In summary, Medicare allows for coverage of medically reasonable and necessary testing initiated by the ordering physician or NPP. Billing Medicare for annual or routine hearing tests with a physician order but without true medical necessity, is inappropriate and fraudulent.

Also, the use of reminder cards to solicit a patient for annual or routine hearing testing could be construed as a solicitation of a Medicare referral. The Medicare Anti-Kickback Statute could be applied in instances where you attempt to solicit a Medicare order for Medicare reimbursed services. The initiation of the hearing test through the use of a reminder card could be considered a solicitation. Violations of the Anti-Kickback Statute Section 1128B(b) of the Social Security Act (42 U.S.C. 1320a-7b(b)), previously codified at sections 1877 and 1909 of the Act, provides criminal penalties for individuals or entities that knowingly and willfully offer, pay, solicit or receive remuneration in order to induce business reimbursed under the Medicare or State health care programs. The offense is classified as a felony, and is punishable by fines of up to $25,000 and imprisonment for up to 5 years.

It is important for audiologists to be aware of the changes as a result of the Affordable Care Act (ACA) of 2010, also known as the health care reform bill. Overpayments must be returned to the Medicare contractor or Medicaid agency within 60 days after discovery, or the claim will be considered a False Claim and stiff penalties will apply.

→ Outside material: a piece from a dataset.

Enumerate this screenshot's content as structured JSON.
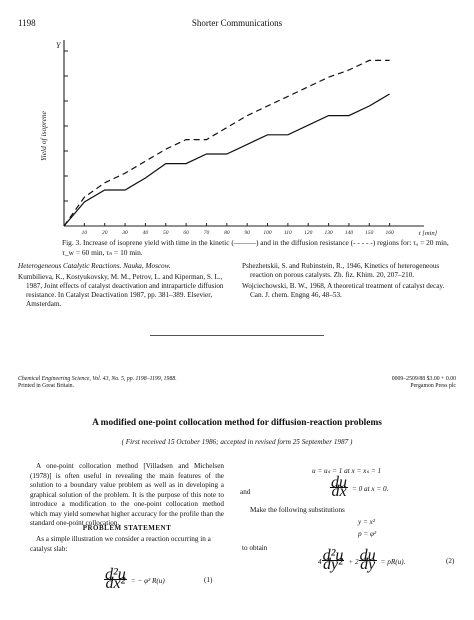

The False Claims Act, 31 U.S.C. § 3729 [PDF], addresses filing claims for incomplete procedures. A common example for audiologists is filing a claim for CPT code 92557, comprehensive audiometry, which includes bilateral testing of pure tone air and bone conduction, speech reception thresholds, word recognition testing. If bone conduction is not performed and 92557 is filed, this is a False Claim. In this example, air conduction (92552), speech reception thresholds (92555) and word recognition testing (92556) should be filed.